12. Section 74A of the Narcotic Drugs and Psychotropic Substances Control Act of 1994 in this regard provides an elaborate procedure to be adopted upon seizure of narcotic drugs as follows:
“(1)Where any narcotic drug or psychotropic substance has been seized and is to be used in evidence, the Commissioner of Police and the Director of Medical Services or a police or a medical officer respectively authorized in writing by either of them for the purposes of this Act (herein referred to as “the authorized officers”) shall, in the presence of, where practicable-
(a) the person intended to be charged in relation to the drugs (in this section referred to as “the accused person”);
(b) a designated analyst;
(c) the advocate (if any) representing the accused person; and
(d) the analyst, if any, appointed by the accused person (in this section referred to as “the other analyst”), weigh the whole amount seized, and thereafter the designated analyst shall take and weigh one or more samples of such narcotic drug or psychotropic substance and take away such sample or samples for the purpose of analysing and identifying the same.”
13. After identification and analysis of the recovered drugs, only the sample is to be returned to the authorized officer together with the analyst’s certificate for production at the trial.
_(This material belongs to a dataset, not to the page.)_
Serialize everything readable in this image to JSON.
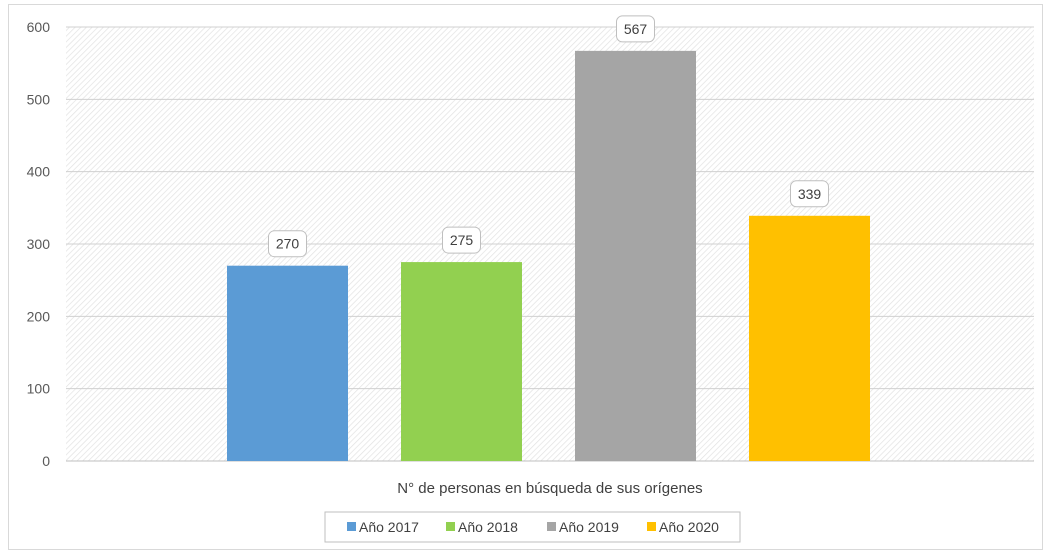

Thereafter, arrangements are made with the trial Magistrate for destruction of the rest of the drugs in the presence of the Magistrate, the accused person, where practicable, and his advocate, if any, and thereafter the Magistrate is required to sign a certificate signifying the fact of such destruction.
14. This Court notes that no said sample, or the analyst’s and Magistrate’s certificates were produced in the trial Court as evidence of the nature and quantity of the dry plant material recovered from the Appellant, and of the fact of its destruction.
15. I accordingly quash the conviction of the Appellant for the charge of trafficking in narcotic drugs contrary to section 4(a) of the Narcotic Drugs and Psychotropic Substances Control Act of 1994 for the foregoing reasons. I also set aside the sentence of ten years imprisonment imposed upon the Appellant for this conviction, and order that he be and is hereby set at liberty forthwith unless otherwise lawfully held.
16. It is so ordered.
DATED AND SIGNED AT MOMBASA THIS 21ST DAY OF JULY 2017.